Given two strings word1 and word2, return the minimum number of operations required to convert word1 to word2.
You have the following three operations permitted on a word:
- Insert a character
- Delete a character
- Replace a character
Test Cases
Example 1:
Input: word1 = "horse", word2 = "ros"
Output: 3
Explanation:
horse -> rorse (replace 'h' with 'r')
rorse -> rose (remove 'r')
rose -> ros (remove 'e')
Example 2:
Input: word1 = "intention", word2 = "execution"
Output: 5
Explanation:
intention -> inention (remove 't')
inention -> enention (replace 'i' with 'e')
enention -> exention (replace 'n' with 'x')
exention -> exection (replace 'n' with 'c')

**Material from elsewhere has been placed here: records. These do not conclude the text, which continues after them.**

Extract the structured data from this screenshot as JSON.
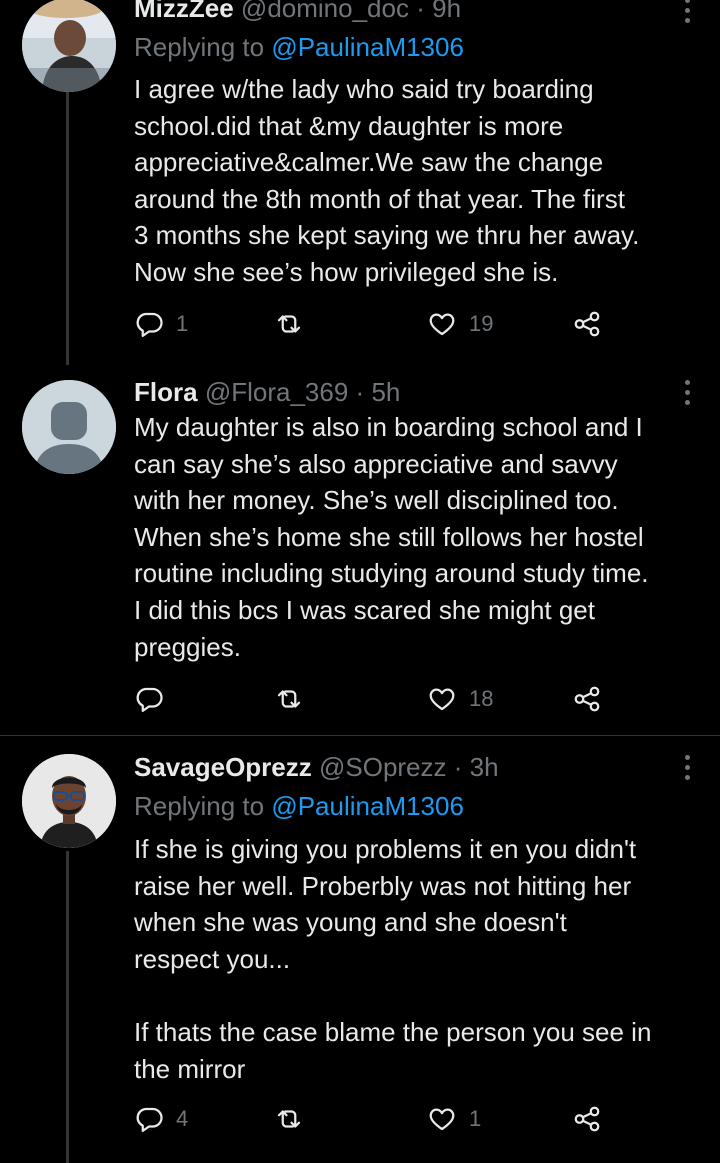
{
  "tweets": [
    {
      "name": "MizzZee",
      "handle": "@domino_doc",
      "sep": "·",
      "time": "9h",
      "replying_prefix": "Replying to ",
      "replying_to": "@PaulinaM1306",
      "text": "I agree w/the lady who said try boarding\nschool.did that &my daughter is more\nappreciative&calmer.We saw the change\naround the 8th month of that year. The first\n3 months she kept saying we thru her away.\nNow she see’s how privileged she is.",
      "replies": "1",
      "retweets": "",
      "likes": "19"
    },
    {
      "name": "Flora",
      "handle": "@Flora_369",
      "sep": "·",
      "time": "5h",
      "text": "My daughter is also in boarding school and I\ncan say she’s also appreciative and savvy\nwith her money. She’s well disciplined too.\nWhen she’s home she still follows her hostel\nroutine including studying around study time.\nI did this bcs I was scared she might get\npreggies.",
      "replies": "",
      "retweets": "",
      "likes": "18"
    },
    {
      "name": "SavageOprezz",
      "handle": "@SOprezz",
      "sep": "·",
      "time": "3h",
      "replying_prefix": "Replying to ",
      "replying_to": "@PaulinaM1306",
      "text": "If she is giving you problems it en you didn't\nraise her well. Proberbly was not hitting her\nwhen she was young and she doesn't\nrespect you...\n\nIf thats the case blame the person you see in\nthe mirror",
      "replies": "4",
      "retweets": "",
      "likes": "1"
    }
  ],
  "icons": {
    "reply": "reply-icon",
    "retweet": "retweet-icon",
    "like": "heart-icon",
    "share": "share-icon",
    "more": "more-options-icon"
  },
  "colors": {
    "background": "#000000",
    "text": "#e7e9ea",
    "muted": "#71767b",
    "link": "#1d9bf0"
  }
}
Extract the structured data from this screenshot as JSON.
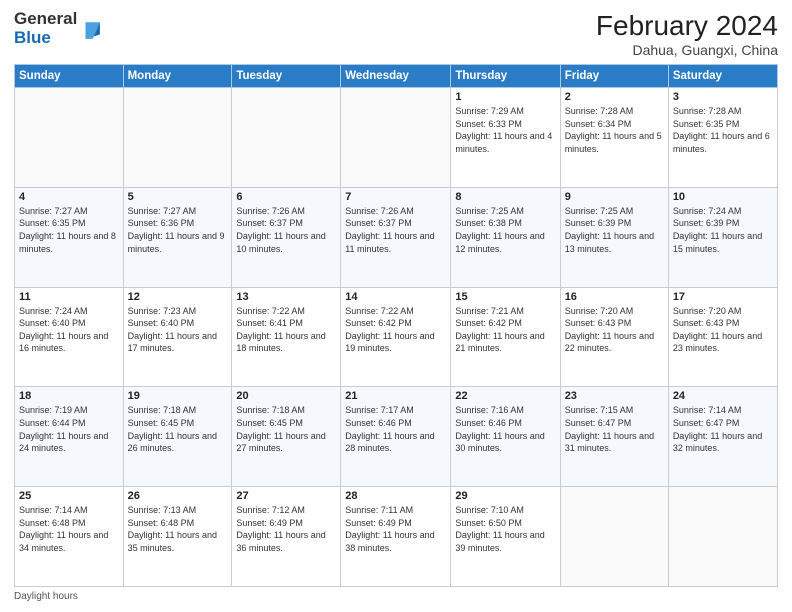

exection -> execution (insert 'u')
Solution
class Solution {
public:
int minDistance(string word1, string word2) {
int n1 = word1.length(), n2 = word2.length();
vector<vector<int>> dp(n1+1, vector<int>(n2+1, 0));
for (int i = 1; i <= n1; i++) {
dp[i][0] = i;
}
for (int j = 1; j <= n2; j++) {
dp[0][j] = j;
}
for(int i=1; i<=n1; i++) {
for(int j=1; j<=n2; j++) {
if (word1[i-1] != word2[j-1]) {
dp[i][j] = 1 + min(dp[i-1][j-1], min(dp[i-1][j], dp[i][j-1]));
} else {
dp[i][j] = dp[i-1][j-1];
}
}
}
return dp[n1][n2];
}
};class Solution {
public int minDistance(String word1, String word2) {
int n1 = word1.length(), n2 = word2.length();
int[][] dp = new int[n1+1][n2+1];
for (int i = 1; i <= n1; i++) {
dp[i][0] = i;
}
for (int j = 1; j <= n2; j++) {
dp[0][j] = j;
}
for(int i=1; i<=n1; i++) {
for(int j=1; j<=n2; j++) {
if (word1.charAt(i-1) != word2.charAt(j-1)) {
dp[i][j] = 1 + Math.min(dp[i-1][j-1], Math.min(dp[i-1][j], dp[i][j-1]));
} else {
dp[i][j] = dp[i-1][j-1];
}
}
}
return dp[n1][n2];
}
}